Indirect immunohistochemical staining of c-kit using a polyclonal rabbit antibody was performed in order to characterize the distribution of c-kit protein in histological sections. Spermatogonia demonstrated positive staining in the basal region of the seminiferous tubules in the marmoset monkey (Fig. 1A), Djungarian hamster (Fig. 1, C and D), and mouse (not shown).

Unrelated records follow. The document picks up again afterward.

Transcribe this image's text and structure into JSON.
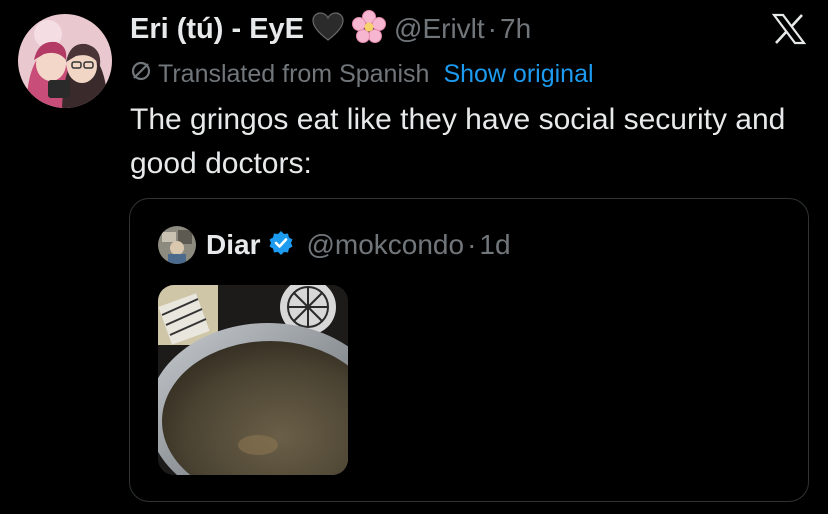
{
  "tweet": {
    "author_name": "Eri (tú) - EyE",
    "emojis": [
      "black-heart-icon",
      "cherry-blossom-icon"
    ],
    "handle": "@Erivlt",
    "separator": "·",
    "time": "7h",
    "translated_label": "Translated from Spanish",
    "show_original_label": "Show original",
    "text": "The gringos eat like they have social security and good doctors:"
  },
  "quoted_tweet": {
    "author_name": "Diar",
    "verified": true,
    "handle": "@mokcondo",
    "separator": "·",
    "time": "1d",
    "media": "photo-thumbnail"
  },
  "colors": {
    "background": "#000000",
    "text_primary": "#e7e9ea",
    "text_secondary": "#71767b",
    "link": "#1d9bf0",
    "border": "#2f3336",
    "verified_badge": "#1d9bf0"
  }
}
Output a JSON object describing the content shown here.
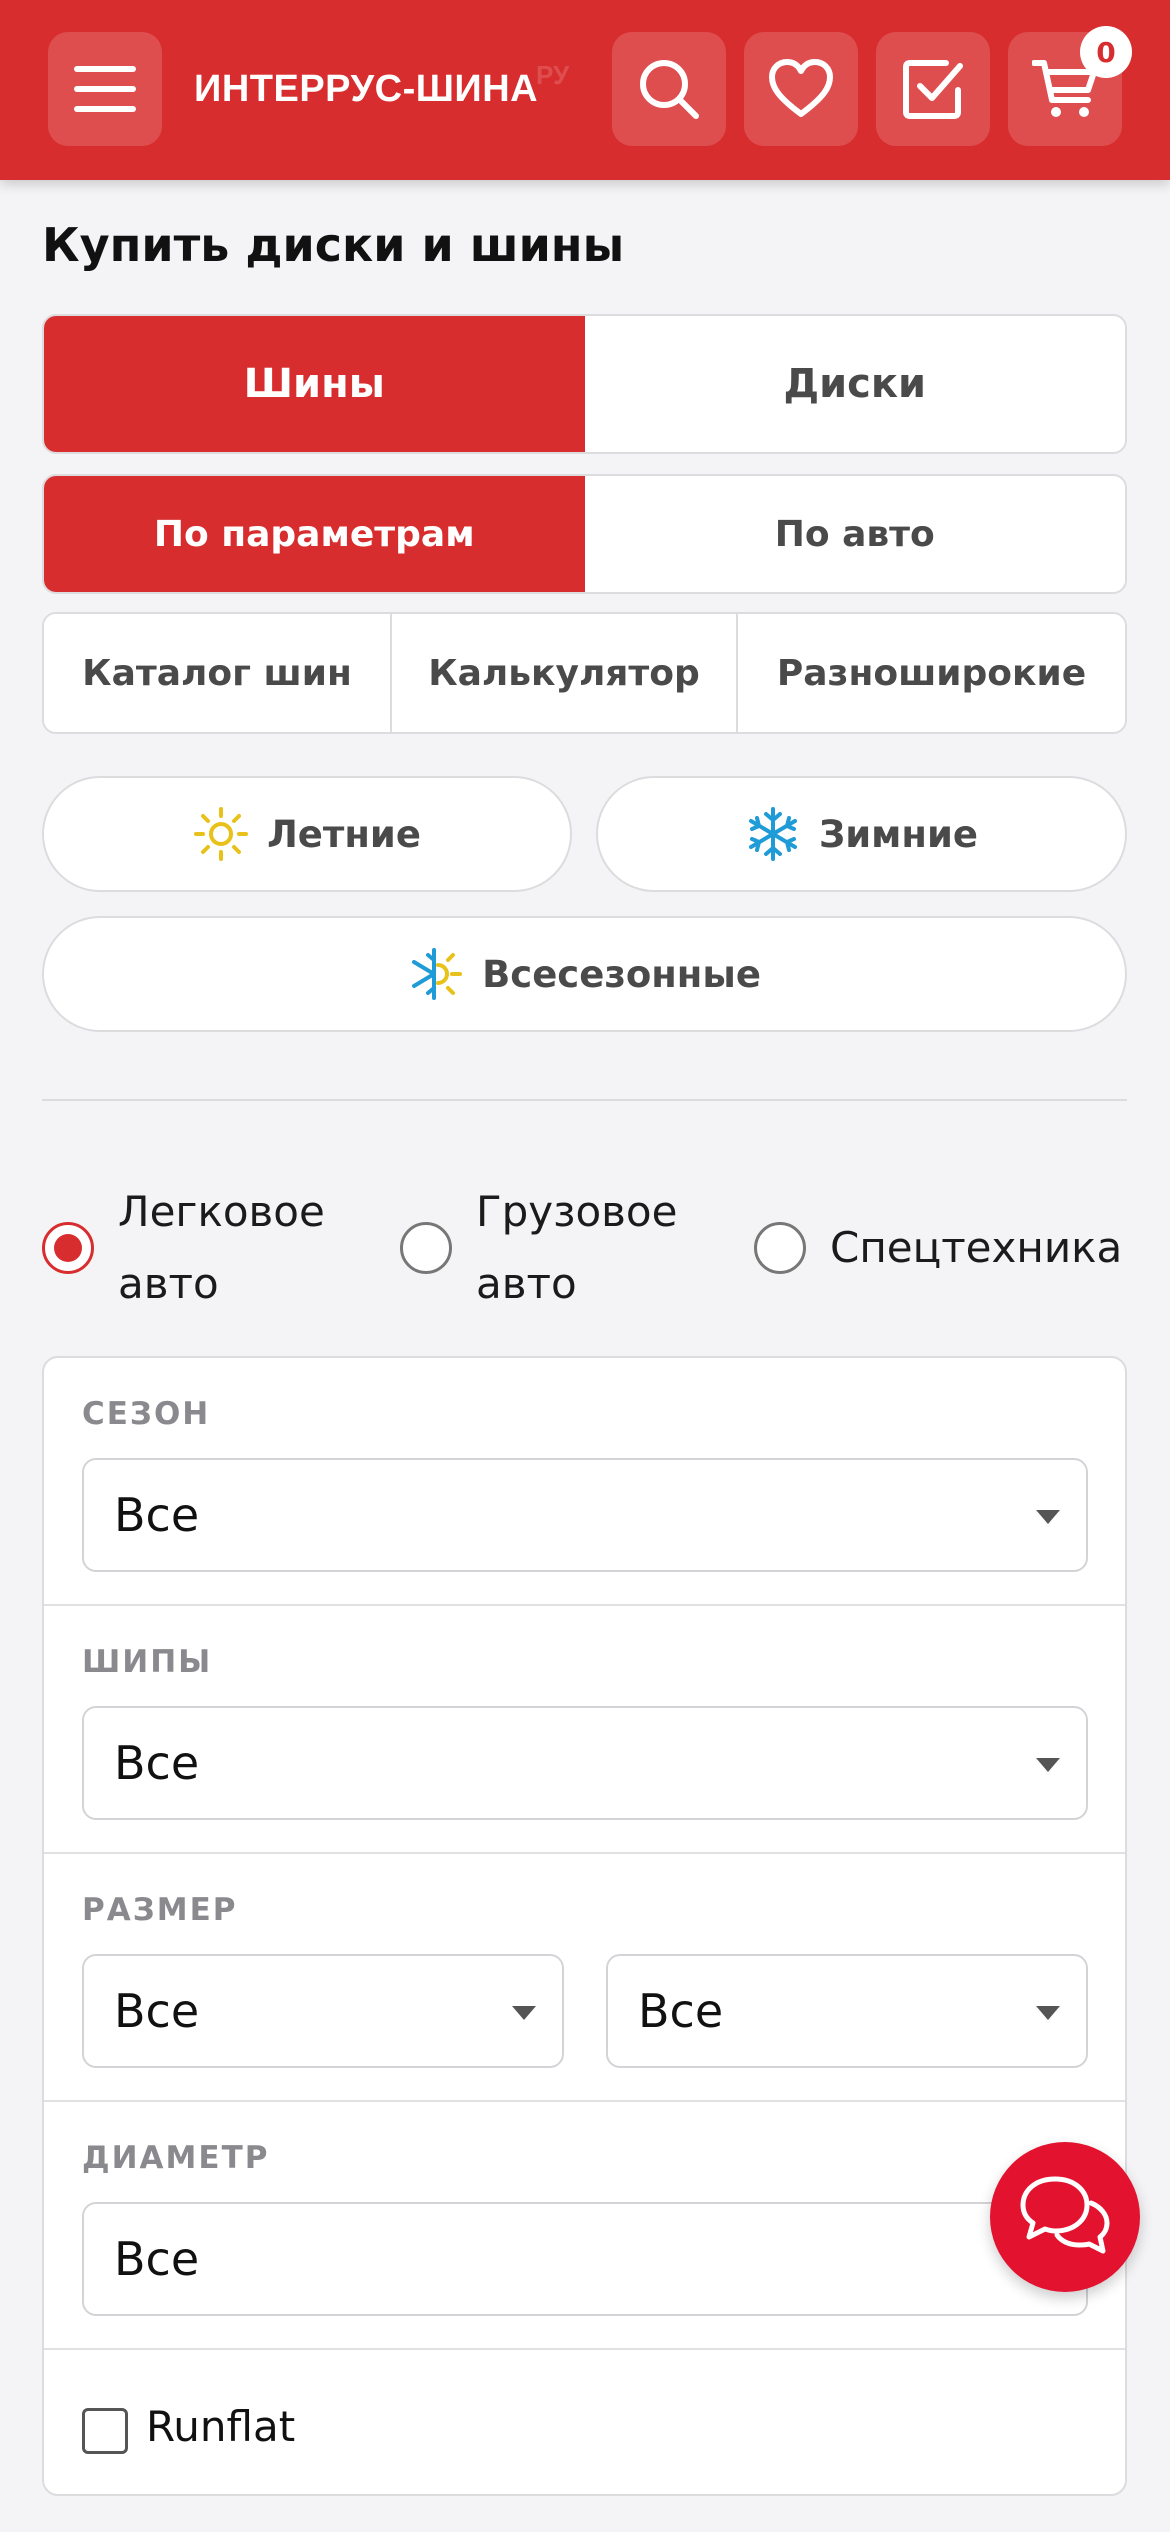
{
  "header": {
    "logo": "ИНТЕРРУС-ШИНА",
    "logo_suffix": "РУ",
    "cart_count": "0",
    "brand_color": "#d82d2e"
  },
  "page_title": "Купить диски и шины",
  "product_tabs": [
    {
      "label": "Шины",
      "active": true
    },
    {
      "label": "Диски",
      "active": false
    }
  ],
  "search_mode_tabs": [
    {
      "label": "По параметрам",
      "active": true
    },
    {
      "label": "По авто",
      "active": false
    }
  ],
  "catalog_tabs": [
    {
      "label": "Каталог шин"
    },
    {
      "label": "Калькулятор"
    },
    {
      "label": "Разноширокие"
    }
  ],
  "seasons": [
    {
      "label": "Летние",
      "icon": "sun-icon"
    },
    {
      "label": "Зимние",
      "icon": "snowflake-icon"
    },
    {
      "label": "Всесезонные",
      "icon": "all-season-icon"
    }
  ],
  "vehicle_types": [
    {
      "label_line1": "Легковое",
      "label_line2": "авто",
      "checked": true
    },
    {
      "label_line1": "Грузовое",
      "label_line2": "авто",
      "checked": false
    },
    {
      "label_line1": "Спецтехника",
      "label_line2": "",
      "checked": false
    }
  ],
  "filters": {
    "season": {
      "label": "СЕЗОН",
      "value": "Все"
    },
    "spikes": {
      "label": "ШИПЫ",
      "value": "Все"
    },
    "size": {
      "label": "РАЗМЕР",
      "width_value": "Все",
      "separator": "/",
      "profile_value": "Все"
    },
    "diameter": {
      "label": "ДИАМЕТР",
      "value": "Все"
    },
    "runflat": {
      "label": "Runflat",
      "checked": false
    }
  },
  "chat_button": {
    "icon": "chat-icon",
    "color": "#e3122f"
  }
}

C-kit immunoreactivity was also detected within the acrosomal granules and acrosomal regions of round and elongated spermatids. The Leydig cells of all species, including the photoinhibited Djungarian hamster, also demonstrated positive staining. All other germ cell types, Sertoli cells, and peritubular cells showed no staining for c-kit. Omitting the primary antibody resulted in the absence of any positive staining (Fig. 1B).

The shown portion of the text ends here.